Sewell Daniel K
Department of Biostatistics University of Iowa Iowa City Iowa USA.
J R Stat Soc Ser C Appl Stat. 2022 Nov;71(5):1648-1662. doi: 10.1111/rssc.12594. Epub 2022 Sep 16.
Screening is a powerful tool for infection control, allowing for infectious individuals, whether they be symptomatic or asymptomatic, to be identified and isolated. The resource burden of regular and comprehensive screening can often be prohibitive, however. One such measure to address this is pooled testing, whereby groups of individuals are each given a composite test; should a group receive a positive diagnostic test result, those comprising the group are then tested individually. Infectious disease is spread through a transmission network, and this paper shows how assigning individuals to pools based on this underlying network can improve the efficiency of the pooled testing strategy, thereby reducing the resource burden. We designed a simulated annealing algorithm to improve the pooled testing efficiency as measured by the ratio of the expected number of correct classifications to the expected number of tests performed. We then evaluated our approach using an agent-based model designed to simulate the spread of SARS-CoV-2 in a school setting. Our results suggest that our approach can decrease the number of tests required to regularly screen the student body, and that these reductions are quite robust to assigning pools based on partially observed or noisy versions of the network.

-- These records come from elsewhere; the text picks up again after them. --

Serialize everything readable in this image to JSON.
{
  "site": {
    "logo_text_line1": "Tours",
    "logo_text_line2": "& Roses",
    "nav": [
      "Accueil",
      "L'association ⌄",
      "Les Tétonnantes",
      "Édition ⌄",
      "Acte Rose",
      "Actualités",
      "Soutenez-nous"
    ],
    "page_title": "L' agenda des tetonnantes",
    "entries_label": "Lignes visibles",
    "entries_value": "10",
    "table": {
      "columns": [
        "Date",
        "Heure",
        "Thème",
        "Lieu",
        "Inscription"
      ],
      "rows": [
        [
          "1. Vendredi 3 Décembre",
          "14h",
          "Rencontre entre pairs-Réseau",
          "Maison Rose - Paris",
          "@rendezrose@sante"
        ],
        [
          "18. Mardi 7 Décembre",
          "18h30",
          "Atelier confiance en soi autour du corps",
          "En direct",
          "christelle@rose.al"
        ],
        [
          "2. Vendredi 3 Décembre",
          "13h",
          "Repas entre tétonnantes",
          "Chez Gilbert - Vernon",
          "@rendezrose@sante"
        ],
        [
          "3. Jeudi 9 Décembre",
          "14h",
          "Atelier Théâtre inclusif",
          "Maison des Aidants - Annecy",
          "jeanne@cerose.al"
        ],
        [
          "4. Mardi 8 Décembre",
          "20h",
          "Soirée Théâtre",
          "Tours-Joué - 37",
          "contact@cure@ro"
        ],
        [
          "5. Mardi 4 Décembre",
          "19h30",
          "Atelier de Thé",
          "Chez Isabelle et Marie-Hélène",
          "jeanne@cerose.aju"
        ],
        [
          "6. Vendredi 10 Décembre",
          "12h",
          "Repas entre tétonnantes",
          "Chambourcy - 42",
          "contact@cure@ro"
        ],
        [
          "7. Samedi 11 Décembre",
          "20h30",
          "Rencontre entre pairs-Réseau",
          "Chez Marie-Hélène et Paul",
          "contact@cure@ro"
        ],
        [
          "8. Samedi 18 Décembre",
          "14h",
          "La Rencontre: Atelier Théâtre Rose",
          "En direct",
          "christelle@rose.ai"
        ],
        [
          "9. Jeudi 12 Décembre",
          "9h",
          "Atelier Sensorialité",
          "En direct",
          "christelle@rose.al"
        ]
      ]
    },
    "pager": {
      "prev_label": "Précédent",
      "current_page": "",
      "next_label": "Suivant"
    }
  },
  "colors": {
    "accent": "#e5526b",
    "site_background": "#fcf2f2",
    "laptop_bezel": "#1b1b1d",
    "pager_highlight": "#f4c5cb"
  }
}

筛查是感染控制的有力工具,可识别并隔离有传染性的个体,无论其有无症状。然而,定期进行全面筛查的资源负担往往过高。解决这一问题的一项措施是混合检测,即给一组个体进行综合检测;如果一组检测结果呈阳性,则对该组中的个体进行单独检测。传染病通过传播网络传播,本文展示了如何根据这一潜在网络将个体分组,以提高混合检测策略的效率,从而减轻资源负担。我们设计了一种模拟退火算法,以提高混合检测效率,该效率通过正确分类的预期数量与执行的预期检测数量之比来衡量。然后,我们使用一个基于代理的模型评估了我们的方法,该模型旨在模拟新冠病毒在学校环境中的传播。我们的结果表明,我们的方法可以减少定期筛查学生群体所需的检测数量,并且这些减少对于基于部分观察到的或有噪声的网络版本进行分组具有很强的鲁棒性。